You’re right about OpenHAB. Retrieving the data from EmonCMS will be much more reliable. @pb66 Good idea! Will make the watchdog less nervous at night

dedinext · 14 April 2018 09:43

The script pulling data from EmonCMS API is ready. It checks when the temperature, power1 and power2 feeds have been last updated. If any of these feeds have been update more than 5 minutes ago, it logs a bunch of data.

The waiting game has begun. I hope it crashes soon

dedinext · 22 April 2018 00:47

@IM35461 I’ve updated to low-write 9.8.28 | 2018.01.27 about a week ago and so far so good. Looks like the update fixed whatever the root cause was.
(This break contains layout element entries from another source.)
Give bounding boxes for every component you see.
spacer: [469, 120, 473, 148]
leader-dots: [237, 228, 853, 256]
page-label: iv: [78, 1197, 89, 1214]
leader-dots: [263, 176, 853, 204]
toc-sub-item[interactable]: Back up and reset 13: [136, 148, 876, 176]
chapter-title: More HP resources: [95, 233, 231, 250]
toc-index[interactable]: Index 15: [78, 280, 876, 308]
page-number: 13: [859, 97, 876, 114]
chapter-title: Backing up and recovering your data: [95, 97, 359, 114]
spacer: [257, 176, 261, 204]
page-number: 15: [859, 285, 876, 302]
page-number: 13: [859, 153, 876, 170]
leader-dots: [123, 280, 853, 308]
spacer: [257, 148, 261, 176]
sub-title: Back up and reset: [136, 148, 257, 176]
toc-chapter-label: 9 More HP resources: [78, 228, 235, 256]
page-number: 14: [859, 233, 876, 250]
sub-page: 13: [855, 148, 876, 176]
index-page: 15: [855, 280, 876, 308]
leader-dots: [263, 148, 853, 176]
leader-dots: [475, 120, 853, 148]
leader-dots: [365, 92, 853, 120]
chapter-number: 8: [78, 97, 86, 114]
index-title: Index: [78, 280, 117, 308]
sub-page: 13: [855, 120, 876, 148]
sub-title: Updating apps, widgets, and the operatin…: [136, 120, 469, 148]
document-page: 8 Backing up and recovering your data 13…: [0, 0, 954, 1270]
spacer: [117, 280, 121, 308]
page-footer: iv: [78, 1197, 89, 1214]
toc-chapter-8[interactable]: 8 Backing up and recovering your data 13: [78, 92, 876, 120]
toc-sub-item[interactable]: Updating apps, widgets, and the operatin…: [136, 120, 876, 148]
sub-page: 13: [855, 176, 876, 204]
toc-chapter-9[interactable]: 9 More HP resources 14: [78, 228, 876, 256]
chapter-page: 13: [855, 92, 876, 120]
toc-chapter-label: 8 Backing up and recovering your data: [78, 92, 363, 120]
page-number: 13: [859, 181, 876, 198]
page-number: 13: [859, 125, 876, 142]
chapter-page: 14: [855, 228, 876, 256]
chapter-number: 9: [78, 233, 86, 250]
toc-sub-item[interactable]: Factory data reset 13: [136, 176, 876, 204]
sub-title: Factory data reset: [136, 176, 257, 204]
Based on that experience, I’d recommend you install this update to fix the issue you’re having.

IM35461 · 28 June 2018 20:51

Just to let you know it has been working well till yesterday and failed at 70+ days.

Did a reboot and installed an update and now have a new problem. The feeds web page just gives the loading cogwheel but the other webpages and the Android app still work.
Tried cold boot but no better:(

Any ideas?

andrewhf01 · 22 September 2018 06:25

I’ve updated as you have suggested and after 21 days the feeds stop logging.
In the server information next to writter (in red) “Daemon is not running, start it at ~/scripts/feedwriter” (see attached)
How do I resolve this issue?

pb66 · 22 September 2018 09:59

Have you restarted the feedwiriter?

sudo systemctl restart feedwriter

It won’t fix the root issue but it will either return a fault/error that might give you insight to why it stopped running or it will start and write all that buffered data to disk before it is lost through a reboot or power outage as you apparently have “1012788 feed points pending write” held in RAM.

andrewhf01 · 22 September 2018 17:24

No, I had not tried that, I’m afraid I’ve already rebooted the system so I’ll try that next time it happens (I assume it will do this again in approximately 21 days).
Any ideas what the root problem could be, which is causing these feed data to remain in the buffer and not write to disk?